Updated answer to Try It Yourself Ch. 14, problem 2

2024-07-15 07:23:41 -04:00 · 2024-07-15 07:23:41 -04:00 · 712cec0d31
commit 712cec0d31
parent b35f9dff17
1 changed files with 12 additions and 11 deletions
--- a/Try_It_Yourself/Try_It_Yourself.sql
+++ b/Try_It_Yourself/Try_It_Yourself.sql
@ -899,26 +899,27 @@ SELECT (regexp_match('Williams, Sr.', '.*, (.*)'))[1];
 -- regexp_split_to_table() in a subquery to create a table of words to count.
 -- Bonus: remove commas and periods at the end of each word.

-- Answer:
 -- This query uses a Common Table Expression to first separate each word
-- in the text into a separate row in a table named word_list. Then the SELECT
-- statement counts the words, which are cleaned up with two operations. First,
-- several nested replace functions remove commas, periods, and colons. Second,
-- all words are converted to lowercase so that when we count we group words
-- that may appear with various cases (e.g., "Military" and "military").
+-- in the text into a separate row in a table named word_list. As part of the
+-- operation, we use nested replace functions to remove commas, periods, and
+-- colons.
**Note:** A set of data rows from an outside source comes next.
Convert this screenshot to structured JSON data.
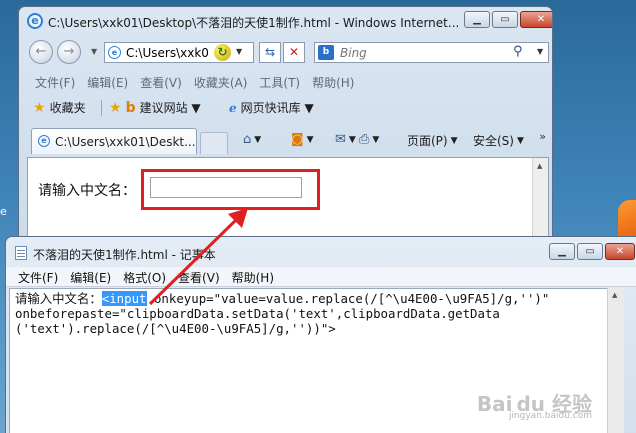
{
  "ie": {
    "title": "C:\\Users\\xxk01\\Desktop\\不落泪的天使1制作.html - Windows Internet...",
    "address": "C:\\Users\\xxk0",
    "search_placeholder": "Bing",
    "menu": [
      "文件(F)",
      "编辑(E)",
      "查看(V)",
      "收藏夹(A)",
      "工具(T)",
      "帮助(H)"
    ],
    "favorites": {
      "label": "收藏夹",
      "items": [
        {
          "label": "建议网站 ▼"
        },
        {
          "label": "网页快讯库 ▼"
        }
      ]
    },
    "tab": {
      "label": "C:\\Users\\xxk01\\Deskt..."
    },
    "commands": {
      "page": "页面(P)",
      "safety": "安全(S)"
    },
    "page": {
      "label": "请输入中文名："
    }
  },
  "notepad": {
    "title": "不落泪的天使1制作.html - 记事本",
    "menu": [
      "文件(F)",
      "编辑(E)",
      "格式(O)",
      "查看(V)",
      "帮助(H)"
    ],
    "line1_prefix": "请输入中文名：",
    "line1_selected": "<input",
    "line1_rest": " onkeyup=\"value=value.replace(/[^\\u4E00-\\u9FA5]/g,'')\"",
    "line2": "onbeforepaste=\"clipboardData.setData('text',clipboardData.getData",
    "line3": "('text').replace(/[^\\u4E00-\\u9FA5]/g,''))\">"
  },
  "watermark": {
    "brand": "Bai du 经验",
    "sub": "jingyan.baidu.com"
  },
  "colors": {
    "annotation": "#e02020",
    "selection": "#3399ff"
  }
}
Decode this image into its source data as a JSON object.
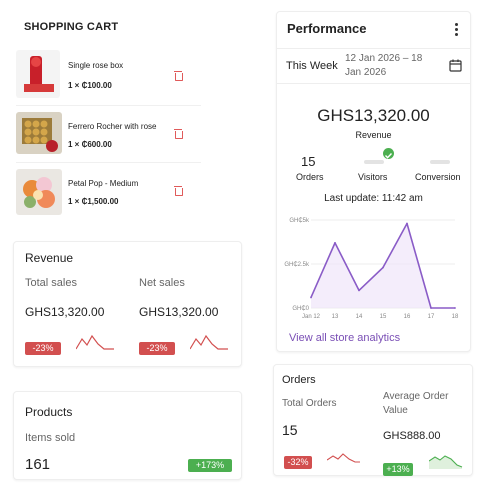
{
  "cart": {
    "title": "SHOPPING CART",
    "items": [
      {
        "name": "Single rose box",
        "qty": "1 × ₵100.00"
      },
      {
        "name": "Ferrero Rocher with rose",
        "qty": "1 × ₵600.00"
      },
      {
        "name": "Petal Pop - Medium",
        "qty": "1 × ₵1,500.00"
      }
    ]
  },
  "revenue_card": {
    "title": "Revenue",
    "total_label": "Total sales",
    "net_label": "Net sales",
    "total_value": "GHS13,320.00",
    "net_value": "GHS13,320.00",
    "total_change": "-23%",
    "net_change": "-23%"
  },
  "products_card": {
    "title": "Products",
    "items_label": "Items sold",
    "items_value": "161",
    "change": "+173%"
  },
  "performance": {
    "title": "Performance",
    "period_label": "This Week",
    "range_line1": "12 Jan 2026 – 18",
    "range_line2": "Jan 2026",
    "revenue_value": "GHS13,320.00",
    "revenue_label": "Revenue",
    "orders_value": "15",
    "orders_label": "Orders",
    "visitors_label": "Visitors",
    "conversion_label": "Conversion",
    "last_update": "Last update: 11:42 am",
    "link": "View all store analytics"
  },
  "chart_data": {
    "type": "line",
    "x": [
      "Jan 12",
      "13",
      "14",
      "15",
      "16",
      "17",
      "18"
    ],
    "y_ticks": [
      "GH₵5k",
      "GH₵2.5k",
      "GH₵0"
    ],
    "ylim": [
      0,
      5000
    ],
    "series": [
      {
        "values": [
          600,
          3700,
          1000,
          2300,
          4800,
          0,
          0
        ]
      }
    ],
    "line_color": "#8a5cc7"
  },
  "orders_card": {
    "title": "Orders",
    "total_label": "Total Orders",
    "total_value": "15",
    "avg_label_line1": "Average Order",
    "avg_label_line2": "Value",
    "avg_value": "GHS888.00",
    "total_change": "-32%",
    "avg_change": "+13%"
  }
}
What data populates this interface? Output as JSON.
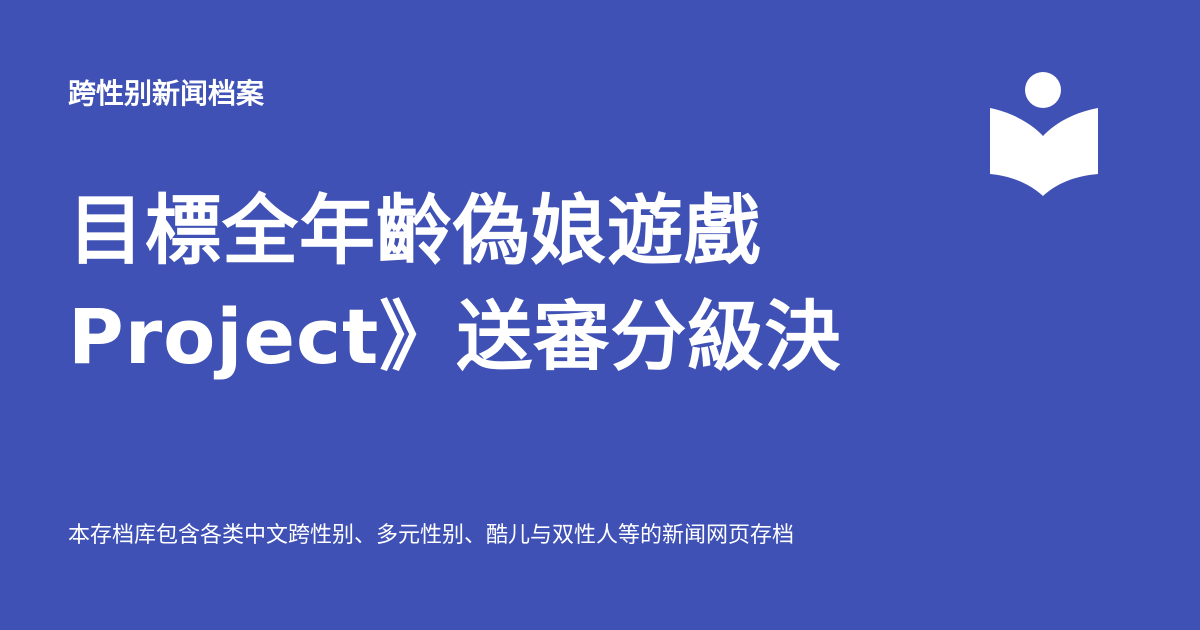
{
  "site": {
    "name": "跨性别新闻档案",
    "description": "本存档库包含各类中文跨性别、多元性别、酷儿与双性人等的新闻网页存档"
  },
  "article": {
    "title_line1": "目標全年齡偽娘遊戲",
    "title_line2": "Project》送審分級決"
  },
  "colors": {
    "background": "#3f51b5",
    "text": "#ffffff"
  },
  "icons": {
    "logo": "book-reader-icon"
  }
}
Then the SELECT statement counts the words, which we convert
+-- to lowercase so that when we count we group words that may appear with
+-- various cases (e.g., "Military" and "military").
+
+-- Thanks to reader @DavidSwagger for pointing out the replace function
+-- needed to happen in the WITH statement.

 WITH
    word_list (word)
 AS
    (
-        SELECT regexp_split_to_table(speech_text, '\s') AS word
+        SELECT regexp_split_to_table(
+               replace(replace(replace(speech_text, ',', ''), '.', ''), ':', ''),
+               '\s') AS word
        FROM president_speeches
        WHERE speech_date = '1946-01-21'
    )
-
-SELECT lower(
-               replace(replace(replace(word, ',', ''), '.', ''), ':', '')
-             ) AS cleaned_word,
+SELECT lower(word) AS cleaned_word,
       count(*)
 FROM word_list
 WHERE length(word) >= 5